Hummingbirds - Ingredients For a Healthy Habitat
Flowers, insects and water are three key ingredients to creating an environment your tiny visitors will hum about!
Flowers
Natural nectar provides hummingbirds with a steady supply of fast energy, and a balanced source of micro-nutrients. It is estimated that hummingbirds need to consume the nectar from between 1000 to 2000 flowers each day, taking up around 1.5 times their body mass in water each day as they feed. Unfortunately, development and sprawl have caused hummingbird-friendly habitat to disappear all across the country and across the birds' migration routes. To help ease the pressure:
- Aim for native plants like trumpet honeysuckle, bee balm, and hummingbird sage, which provide significantly more nectar than cultivated hybrids. Since native plants evolved with your local climate, they generally require a lot less care, too.
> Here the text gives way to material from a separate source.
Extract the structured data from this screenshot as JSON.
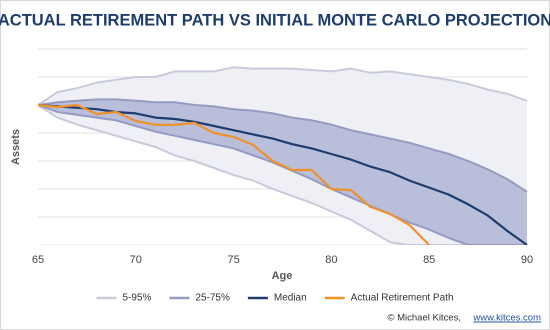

- Group similar plants together and choose annuals and perennials with different blooming periods so that there will be a steady supply of flowers nearly year round.
|
© Lee Karney USFWS |
- Choose plants that hummingbirds prefer. These are generally odorless with tubular flowers. Red blossoms are especially attractive to them, followed by oranges and pinks, and purples, blues, and yellows.
- Fill your yard with flowering plants, vines, shrubs, and trees. Even a window box or hanging basket can help.
- Beware of exotics like bougainvillea, which only trick hummingbirds into wasting precious energy trying to drink from empty blossoms.
- Encourage your neighbors to make their yards hummingbird friendly, too. An entire corridor of habitat is much more valuable than scattered patches.
- Tell city planners and corporate landowners to plant their property with flowering natives -- often these chunks of land are dominated by mowed lawn.
- Become an informed voter and take action to protect existing habitat in your own community.
Insects
Hummingbirds need protein from pollen and insects to maintain their bodies and grow new feathers. Like swifts, hummingbirds have specialized neck muscles that help them take insects from the air. The birds also glean insects from leaves and from spider webs. To maintain a healthy ecosystem in your yard:
- Eliminate pesticides. Spiders and insects like mosquitoes, aphids, and gnats are an important part of an adult bird's diet, and young hummers still in the nest are fed them almost exclusively.
- Make sure your yard contains some insect-pollinated flowers as well as plants that hummingbirds pollinate.
- Provide birds at your feeder with extra protein by hanging a basket with overripe fruit or banana peels nearby to attract tiny fruit flies.
Water
Hummingbirds like to bathe frequently -- even in the pools of droplets that collect on leaves. Provide your yard with a constant source of water from a drip fountain attachment or a fine misting device.